やがて私はその会社を去ることになり、ゲームセンターにも行くことはなくなった。もともとゲームが好きだったわけではなく、そのゲームに熱中していた理由もどちらかというと車を運転するのが好きだったからなのだ。しかし、あのゲームのエンディングに流れていた音楽と風景のイメージはその後も私の頭の中に微かに残っていた。

そして、最近になってWebでこのゲームのことを調べてみると、思いの他、ファンが多いことがわかり、また、その音楽の作曲者まで知ることができた。

セガ (SEGA) の1986年に発売されたゲームで、アウトラン (OUT RUN) というのが正式名称らしい。音楽は川口博史という人が創っていて、日本のゲームミュージック界の著名な作曲家のひとりらしい。私が好きだった曲は『Last Wave』という曲だったということもわかった。

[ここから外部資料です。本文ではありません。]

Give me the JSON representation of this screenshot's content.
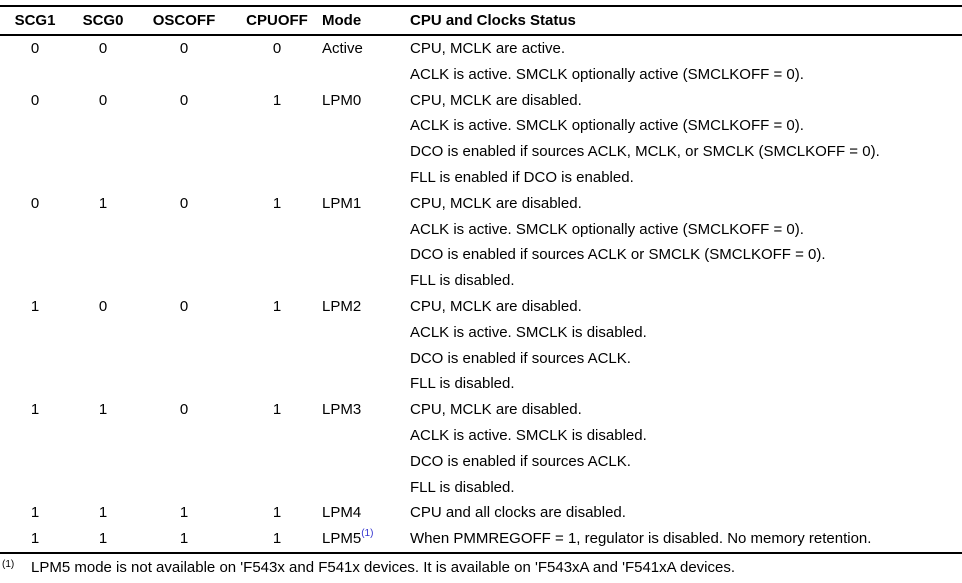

しかも、このセガ (SEGA) のゲームの音楽は、別バージョンでCDも発売されているという。なるほどな、と思った。私が気に入ったエンディングの曲だけでなく、ゲームをプレイしているときに流れる曲全てがフュージョン系の心地良い音楽だったのだ。ファンも多かったに違いない。実際、Webでも未だに話題になっているようだ。

このゲームは3Dゲームの走りらしいが、その後のよりリアルな3Dゲームよりもまだ平面的で、絵や色彩にもどこか温かいものを感じさせられた。そうそう、1980年代前半にザ・バグルズ (The Buggles) の『ラジオスターの悲劇 (Video Killed the Radio Star) 』という曲があって、テクノポップでありながらも聴いたときにどこか暖かさを感じさせられる、あの雰囲気を彷彿させるような。